Rana Nofal Soluri, 47, was reported missing on June 11, nearly three months after friends last heard from her. A co-worker told police her text messages stopped abruptly on March 19. Soluri, who worked for Envoy Air, an American Airlines subsidiary, had been living with Dennis William Day, 66, in Fort Worth. For weeks, Day insisted he didn’t know where she was.
By June, that story collapsed. Detectives sifted through surveillance footage from Day’s home. The video showed him dragging what appeared to be a lifeless body through the backyard on March 21. Day eventually admitting to strangling Soluri during an argument before stuffing her body into a trash bin, driving 65 miles north, and discarding her off a bridge near Bowie, Texas. He was charged with murder.
But investigators say Day didn’t act alone. On August 26, police arrested Joni Thomas, 62, accusing her of helping Day move and dispose of the body. The evidence tying her in came not from high-tech forensics but from a recording accidentally captured on her phone.
According to court records, Thomas’s phone contained a nearly two-minute voicemail in which a man and a woman can be heard struggling to move something heavy. The male voice, investigators say, matched Day’s. In the recording, he pleads for help: “Hey … help me.” Then, “Make sure the lid’s on.
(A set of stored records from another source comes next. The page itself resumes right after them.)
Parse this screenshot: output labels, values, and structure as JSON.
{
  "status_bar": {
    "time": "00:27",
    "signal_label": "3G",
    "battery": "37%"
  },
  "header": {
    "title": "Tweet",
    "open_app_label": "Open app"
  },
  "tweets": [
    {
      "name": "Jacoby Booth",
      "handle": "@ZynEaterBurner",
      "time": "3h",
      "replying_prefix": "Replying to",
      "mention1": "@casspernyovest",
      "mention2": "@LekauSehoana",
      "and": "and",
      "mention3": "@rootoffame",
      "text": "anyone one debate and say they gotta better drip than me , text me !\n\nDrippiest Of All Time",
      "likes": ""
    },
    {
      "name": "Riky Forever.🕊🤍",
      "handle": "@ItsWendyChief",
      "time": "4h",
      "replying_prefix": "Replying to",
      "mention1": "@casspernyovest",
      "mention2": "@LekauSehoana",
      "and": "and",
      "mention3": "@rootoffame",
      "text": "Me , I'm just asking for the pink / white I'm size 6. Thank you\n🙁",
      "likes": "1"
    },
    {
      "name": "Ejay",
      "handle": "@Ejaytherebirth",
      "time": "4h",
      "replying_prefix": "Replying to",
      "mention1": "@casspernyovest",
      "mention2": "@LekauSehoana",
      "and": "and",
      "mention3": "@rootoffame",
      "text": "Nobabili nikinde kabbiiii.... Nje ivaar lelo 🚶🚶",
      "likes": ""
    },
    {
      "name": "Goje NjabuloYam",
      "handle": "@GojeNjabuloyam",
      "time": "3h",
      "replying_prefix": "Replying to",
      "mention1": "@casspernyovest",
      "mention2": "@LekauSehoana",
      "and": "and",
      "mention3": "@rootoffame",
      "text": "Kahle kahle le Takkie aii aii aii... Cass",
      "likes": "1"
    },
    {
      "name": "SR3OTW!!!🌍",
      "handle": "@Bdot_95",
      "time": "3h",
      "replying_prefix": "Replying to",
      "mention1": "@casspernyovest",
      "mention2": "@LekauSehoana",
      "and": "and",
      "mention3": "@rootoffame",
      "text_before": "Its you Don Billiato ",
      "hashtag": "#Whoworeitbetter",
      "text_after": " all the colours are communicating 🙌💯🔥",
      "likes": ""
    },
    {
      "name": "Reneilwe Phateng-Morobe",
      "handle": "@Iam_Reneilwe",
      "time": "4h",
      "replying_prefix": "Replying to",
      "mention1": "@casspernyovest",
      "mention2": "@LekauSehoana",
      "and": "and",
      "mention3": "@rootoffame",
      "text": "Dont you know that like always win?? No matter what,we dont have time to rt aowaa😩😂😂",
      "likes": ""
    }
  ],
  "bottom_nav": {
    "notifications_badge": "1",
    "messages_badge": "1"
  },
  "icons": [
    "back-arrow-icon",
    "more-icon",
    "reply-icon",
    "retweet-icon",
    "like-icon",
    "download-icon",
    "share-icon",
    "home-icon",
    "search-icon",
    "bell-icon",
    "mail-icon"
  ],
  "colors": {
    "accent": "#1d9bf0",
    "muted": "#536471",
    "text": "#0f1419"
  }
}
I’m sorry I got you messed up in this.” Police allege the voices captured were those of Day and Thomas as they loaded Soluri’s body into Thomas’s pickup.
The butt dial, corroborated by the video from Day’s own home cameras, provided prosecutors with a chilling timeline of Soluri’s final hours and the cover-up that followed.
Thomas initially denied knowing anything. Later, she admitted Day used her truck but insisted she’d fallen asleep and had no idea what happened next. Investigators now contend she was not just aware but actively helped to move the body. She has been charged with tampering with evidence and released on bond.
Meanwhile, Soluri’s body has yet to be recovered, despite extensive searches near the bridge where Day said he left her. Family and friends continue to press for answers, even as they absorb the brutal details that have emerged from court documents.
Day is being held in the Tarrant County Jail on $250,000 bail, awaiting trial.